Understand fundamental coding principles

Before starting off, it's important to have a good understanding of some fundamental coding principles, such as OOP, SOLID and DRY.

Please read our Coding Guidelines and principles section for more information.

How we organize PhpUnit tests

Most of the PHP codebases at Yoast are written in an OOP way. These codebases contain a large amount of classes and for each class, a test class is also created. These test classes cover the class we want to test, by using test methods.

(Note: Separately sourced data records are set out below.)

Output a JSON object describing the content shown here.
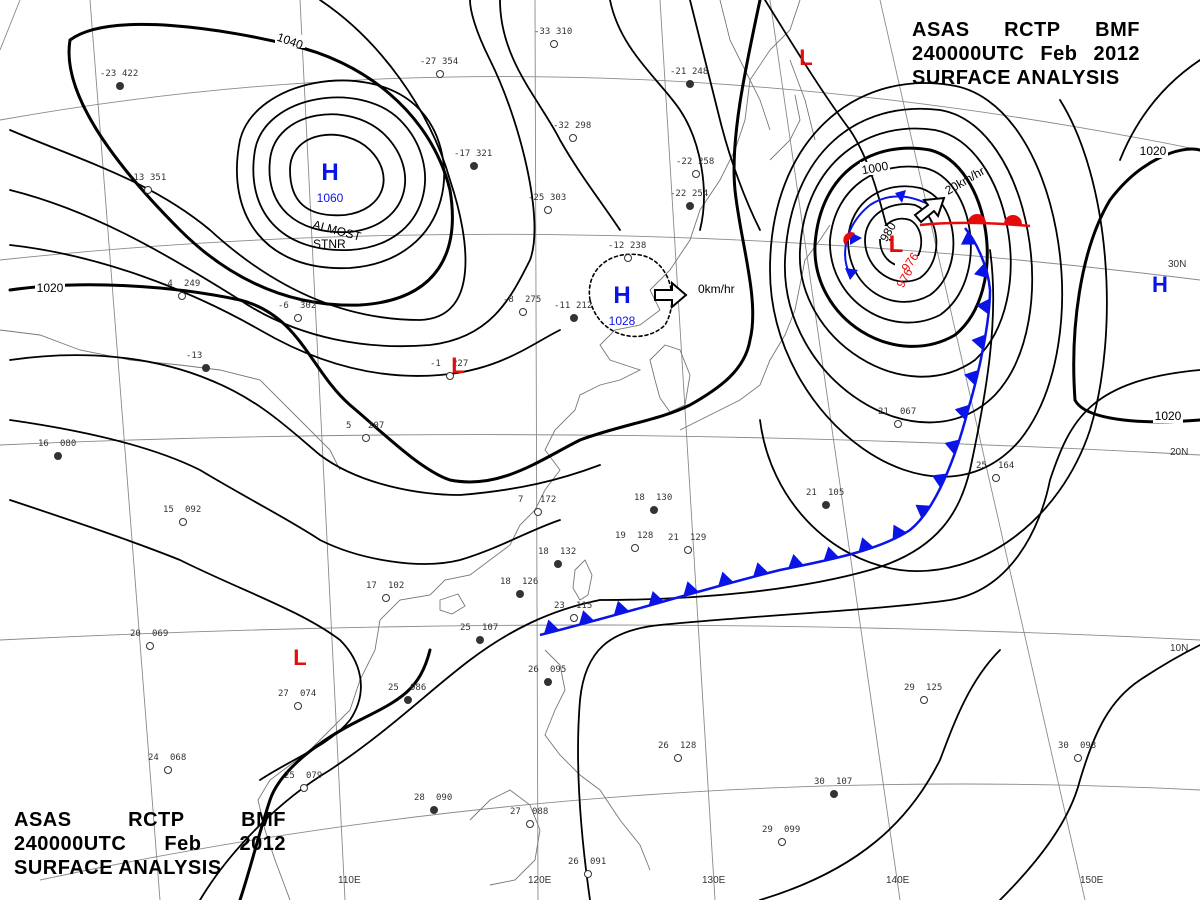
{
  "header": {
    "line1": [
      "ASAS",
      "RCTP",
      "BMF"
    ],
    "line2": [
      "240000UTC",
      "Feb",
      "2012"
    ],
    "line3": "SURFACE ANALYSIS"
  },
  "colors": {
    "high": "#0b14e6",
    "low": "#e60b0b",
    "isobar": "#000000",
    "grid": "#888888",
    "coast": "#777777"
  },
  "meridian_labels": [
    "110E",
    "120E",
    "130E",
    "140E",
    "150E"
  ],
  "parallel_labels": [
    "30N",
    "20N",
    "10N"
  ],
  "isobar_labels": [
    "1040",
    "1020",
    "1000",
    "980",
    "976",
    "1020",
    "1020"
  ],
  "systems": [
    {
      "type": "H",
      "pressure": "1060"
    },
    {
      "type": "H",
      "pressure": "1028"
    },
    {
      "type": "H",
      "pressure": ""
    },
    {
      "type": "L",
      "pressure": "976"
    },
    {
      "type": "L",
      "pressure": ""
    },
    {
      "type": "L",
      "pressure": ""
    },
    {
      "type": "L",
      "pressure": ""
    }
  ],
  "motion_labels": [
    "ALMOST",
    "STNR",
    "0km/hr",
    "20km/hr"
  ],
  "stations": [
    {
      "t": "-23",
      "p": "422"
    },
    {
      "t": "-27",
      "p": "354"
    },
    {
      "t": "-33",
      "p": "310"
    },
    {
      "t": "-21",
      "p": "248"
    },
    {
      "t": "-32",
      "p": "298"
    },
    {
      "t": "-13",
      "p": "351"
    },
    {
      "t": "-17",
      "p": "321"
    },
    {
      "t": "-25",
      "p": "303"
    },
    {
      "t": "-22",
      "p": "258"
    },
    {
      "t": "-22",
      "p": "254"
    },
    {
      "t": "-12",
      "p": "238"
    },
    {
      "t": "-8",
      "p": "275"
    },
    {
      "t": "-11",
      "p": "212"
    },
    {
      "t": "-6",
      "p": "302"
    },
    {
      "t": "-4",
      "p": "249"
    },
    {
      "t": "-13",
      "p": ""
    },
    {
      "t": "-1",
      "p": "227"
    },
    {
      "t": "5",
      "p": "207"
    },
    {
      "t": "16",
      "p": "080"
    },
    {
      "t": "15",
      "p": "092"
    },
    {
      "t": "7",
      "p": "172"
    },
    {
      "t": "18",
      "p": "130"
    },
    {
      "t": "19",
      "p": "128"
    },
    {
      "t": "21",
      "p": "129"
    },
    {
      "t": "18",
      "p": "132"
    },
    {
      "t": "17",
      "p": "102"
    },
    {
      "t": "20",
      "p": "069"
    },
    {
      "t": "25",
      "p": "107"
    },
    {
      "t": "23",
      "p": "115"
    },
    {
      "t": "27",
      "p": "074"
    },
    {
      "t": "25",
      "p": "086"
    },
    {
      "t": "24",
      "p": "068"
    },
    {
      "t": "25",
      "p": "079"
    },
    {
      "t": "28",
      "p": "090"
    },
    {
      "t": "27",
      "p": "088"
    },
    {
      "t": "26",
      "p": "091"
    },
    {
      "t": "26",
      "p": "095"
    },
    {
      "t": "26",
      "p": "128"
    },
    {
      "t": "29",
      "p": "125"
    },
    {
      "t": "30",
      "p": "107"
    },
    {
      "t": "29",
      "p": "099"
    },
    {
      "t": "30",
      "p": "093"
    },
    {
      "t": "21",
      "p": "105"
    },
    {
      "t": "21",
      "p": "067"
    },
    {
      "t": "25",
      "p": "164"
    },
    {
      "t": "18",
      "p": "126"
    }
  ]
}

One situation per test method

When writing test methods, a good approach is to only have one assertion per test method. Additionally, adding an @covers followed by the classname and the method, tells PhpUnit what method is being tested, which can later be used to calculate the test coverage.

Example:

/**
* @covers ClassName::MethodName
*/
public function test_method_name() {
$myClass = new MyClass();
$this->assertTrue( $myClass->MethodName() ) ;
}

Use dataproviders to minimize repetitive tests

Sometimes you have multiple test methods for the same class method. This isn't necessarily a problem, but you can combine these in on single test method by using a dataprovider.

A dataprovider is a method, in your test object, where you can specify different values for multiple situations. The provider always returns an array with a subarray containing the test values. These test values are passed as arguments to the test method.

/**
* @dataProvider myDataProvider
* @covers ClassName::MethodName
*/
public function test_method_name( $expected, $valueToTest, $message ) {
$actual = $myClass->MethodName( valueToTest )

$this->assertEquals( $expected, $actual, $message ) ;
}

/**
* Data provider for test method: test_method_name

* [0]: Expected value
* [1]: Value given to the method
* [2]: Message given to the assertion.
*/
public function myDataProvider( ) {
return [
[ true, ‘MyMethod’, ‘Test 1: The string is MyMethod’ ],
[ false, ‘NotMyMethod’, ‘Test 2: The string is not MyMethod’ ],
];
}

The [0] expected value is something you can add to the data providers. By doing this, you can clarify the structure of the data in the provider.

The message is optional, but using these can help make assertions in PHPUnit a bit more clear. By providing messages in your dataprovider it will be easier to identify failing tests.